Tutorial: Wireless LANs - Wi-Fi - 802.11

Perhaps the most widespread broadband wireless data communication technology today is wireless LAN technology, also referred to as 802.11, Wi-Fi and hotspots.  This is essentially Ethernet LANs with space as the physical medium, operating in unlicensed bands at data rates measured in the tens or maybe hundreds of Mb/s and ranges measured in the tens or hundreds of feet.

Wireless LANs - Wi-Fi - 802.11
Wireless LANs - Wi-Fi - 802.11

A typical set-up employs a radio base station, called an Access Point (AP), and wireless interfaces built into devices including computers, printers, cameras, phones and music players.

The Access Point is usually part of a device called the Customer Edge (CE). The CE also includes an Ethernet switch, routing, Dynamic Host Configuration Protocol (DHCP), Network Address Translator (NAT), firewall and port forwarding, and if supplied by an Internet Service Provider (ISP), will also include a DSL or Cable modem, or for the lucky few, a fiber port. Those topics are covered in other courses. This lesson concentrates on the radio aspect of Wi-Fi.

The AP defines a Service Set ID (SSID) text string, which it may or may not broadcast. This shows up on the list of available networks on a wireless device trying to connect.

802.11 wireless LANs are half-duplex: only one device can transmit at a time. Devices transmit only if they have data to send. Otherwise, another device can use the bandwidth. This technique is called statistical Time-Division Duplexing (TDD). It is more efficient than Bluetooth, with its regular TDD reserving half of the slots for each direction whether they will be used or not. But it also means that the actual throughput will be less than half the advertised rate during two-way communications, and worse with each added station using the AP.

Standards are published by the 802.11 working group of the Institute of Electrical and Electronic Engineers (IEEE). These include 802.11a, 802.11b, 802.11g, 802.11n and 802.11ac.

802.11b and g operate in the 2.4 GHz ISM band, offering a maximum of 11 and 54 Mb/s respectively. 802.11b uses Direct Sequence Spread Spectrum like cellular CDMA, and 802.11g implements OFDM like LTE, both allowing multiple devices at the same time in the same space.

However, many other devices including cordless phones, baby monitors and Bluetooth operate in this band, meaning significant performance-lowering interference. It is possible to listen to 802.11b transmissions on an analog 2.4 GHz cordless phone.
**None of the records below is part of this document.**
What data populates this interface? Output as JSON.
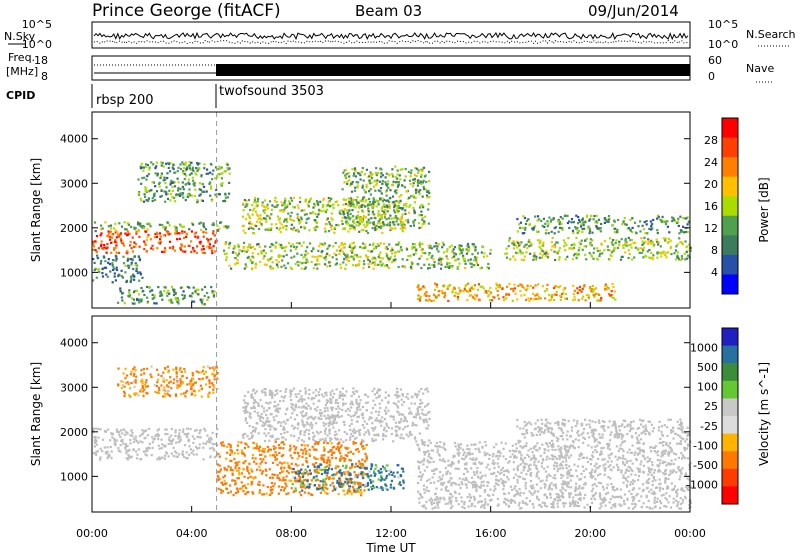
{
  "header": {
    "station": "Prince George (fitACF)",
    "beam": "Beam 03",
    "date": "09/Jun/2014"
  },
  "side_labels": {
    "nsky": "N.Sky",
    "nsearch": "N.Search",
    "freq_line1": "Freq.",
    "freq_line2": "[MHz]",
    "nave": "Nave",
    "cpid": "CPID"
  },
  "noise_panel": {
    "left_ticks": [
      "10^5",
      "10^0"
    ],
    "right_ticks": [
      "10^5",
      "10^0"
    ]
  },
  "freq_panel": {
    "left_ticks": [
      "18",
      "8"
    ],
    "right_ticks": [
      "60",
      "0"
    ]
  },
  "cpid_panel": {
    "programs": [
      {
        "label": "rbsp 200",
        "start_hour": 0,
        "end_hour": 5
      },
      {
        "label": "twofsound 3503",
        "start_hour": 5,
        "end_hour": 24
      }
    ]
  },
  "colors": {
    "power_scale": [
      "#0000ff",
      "#2850a8",
      "#3c7c5c",
      "#50a050",
      "#aadc00",
      "#ffc000",
      "#ff8000",
      "#ff4000",
      "#ff0000"
    ],
    "velocity_scale": [
      "#2020c0",
      "#2870a0",
      "#3c8c3c",
      "#64c832",
      "#c8c8c8",
      "#dcdcdc",
      "#ffb400",
      "#ff7800",
      "#ff3c00",
      "#ff0000"
    ],
    "ground_scatter": "#bebebe"
  },
  "chart_data": [
    {
      "type": "heatmap",
      "name": "power",
      "title": "",
      "xlabel": "",
      "ylabel": "Slant Range [km]",
      "xlim": [
        0,
        24
      ],
      "ylim": [
        200,
        4600
      ],
      "y_ticks": [
        "1000",
        "2000",
        "3000",
        "4000"
      ],
      "colorbar": {
        "label": "Power [dB]",
        "ticks": [
          "28",
          "24",
          "20",
          "16",
          "12",
          "8",
          "4"
        ],
        "range": [
          0,
          30
        ]
      },
      "echo_regions": [
        {
          "t0": 0,
          "t1": 5.0,
          "r0": 1450,
          "r1": 1950,
          "power": 26
        },
        {
          "t0": 0,
          "t1": 5.5,
          "r0": 1950,
          "r1": 2150,
          "power": 12
        },
        {
          "t0": 0,
          "t1": 2.0,
          "r0": 800,
          "r1": 1400,
          "power": 8
        },
        {
          "t0": 1.8,
          "t1": 5.5,
          "r0": 2600,
          "r1": 3500,
          "power": 10
        },
        {
          "t0": 5.2,
          "t1": 12.0,
          "r0": 1100,
          "r1": 1700,
          "power": 14
        },
        {
          "t0": 6.0,
          "t1": 12.5,
          "r0": 1900,
          "r1": 2700,
          "power": 14
        },
        {
          "t0": 10.0,
          "t1": 13.5,
          "r0": 2000,
          "r1": 3400,
          "power": 12
        },
        {
          "t0": 12.0,
          "t1": 16.0,
          "r0": 1100,
          "r1": 1700,
          "power": 12
        },
        {
          "t0": 13.0,
          "t1": 21.0,
          "r0": 380,
          "r1": 780,
          "power": 20
        },
        {
          "t0": 16.5,
          "t1": 24.0,
          "r0": 1300,
          "r1": 1800,
          "power": 14
        },
        {
          "t0": 17.0,
          "t1": 24.0,
          "r0": 1900,
          "r1": 2300,
          "power": 10
        },
        {
          "t0": 1.0,
          "t1": 5.0,
          "r0": 300,
          "r1": 700,
          "power": 10
        }
      ]
    },
    {
      "type": "heatmap",
      "name": "velocity",
      "title": "",
      "xlabel": "Time UT",
      "ylabel": "Slant Range [km]",
      "xlim": [
        0,
        24
      ],
      "ylim": [
        200,
        4600
      ],
      "x_ticks": [
        "00:00",
        "04:00",
        "08:00",
        "12:00",
        "16:00",
        "20:00",
        "00:00"
      ],
      "y_ticks": [
        "1000",
        "2000",
        "3000",
        "4000"
      ],
      "colorbar": {
        "label": "Velocity [m s^-1]",
        "ticks": [
          "1000",
          "500",
          "100",
          "25",
          "-25",
          "-100",
          "-500",
          "-1000"
        ],
        "range": [
          -1000,
          1000
        ]
      },
      "echo_regions": [
        {
          "t0": 0,
          "t1": 5.0,
          "r0": 1400,
          "r1": 2100,
          "velocity": 0,
          "ground_scatter": true
        },
        {
          "t0": 5.0,
          "t1": 11.0,
          "r0": 600,
          "r1": 1800,
          "velocity": -200
        },
        {
          "t0": 8.0,
          "t1": 12.5,
          "r0": 700,
          "r1": 1300,
          "velocity": 150
        },
        {
          "t0": 6.0,
          "t1": 13.5,
          "r0": 1800,
          "r1": 3000,
          "velocity": 0,
          "ground_scatter": true
        },
        {
          "t0": 13.0,
          "t1": 24.0,
          "r0": 300,
          "r1": 1800,
          "velocity": 0,
          "ground_scatter": true
        },
        {
          "t0": 17.0,
          "t1": 24.0,
          "r0": 1800,
          "r1": 2300,
          "velocity": 0,
          "ground_scatter": true
        },
        {
          "t0": 1.0,
          "t1": 5.0,
          "r0": 2800,
          "r1": 3500,
          "velocity": -150
        }
      ]
    }
  ]
}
Microwave ovens operate at 2.4 GHz and can cause radical interference with Wi-Fi communications.

802.11a operates in a 5 GHz unlicensed radio band, supporting a maximum of 54 Mb/s using OFDM. The 5 GHz band is relatively free of interference, but the higher frequency also means shorter range and poorer penetration through walls. In practice, line-of-sight between the access point and the terminal are necessary to achieve 54 Mb/s.

802.11n uses the 2.4 and/or 5 GHz bands, optimizing for power to noise ratio between the bands. 802.11n also supports 20 MHz and/or 40 MHz channels – using more of the wireless spectrum when available to enhance performance, and allows parallel transmission using 1 to 4 radios in Multiple-Input, Multiple-Output (MIMO) systems to achieve very high data rates.

In theory, 802.11n will implement 300 Mb/s with a single antenna… but that would be on the moon, where there are no atoms between the transmitter and receiver and no interference. As soon as there is anything between the transmitter and receiver – like water molecules, plaster, concrete and so forth, and/or interference, the power-to-noise ratio and thus bit rate drops.

802.11ac operates at 5 GHz with wider bands to purportedly achieve 500 Mb/s.

802.11 wireless LANs are mostly used to access the Internet for email, web surfing, youTube, Netflix and the like. Voice over IP (VoIP) telephone calls over Wi-Fi is a growth area.

A cellphone, iPod, or tablet with 802.11 and Skype to connect over the Internet to the telephone network has no need to pay for cellular service to make a phone call whenever the device is in range of an 802.11 network… which may be "most of the time" in the future.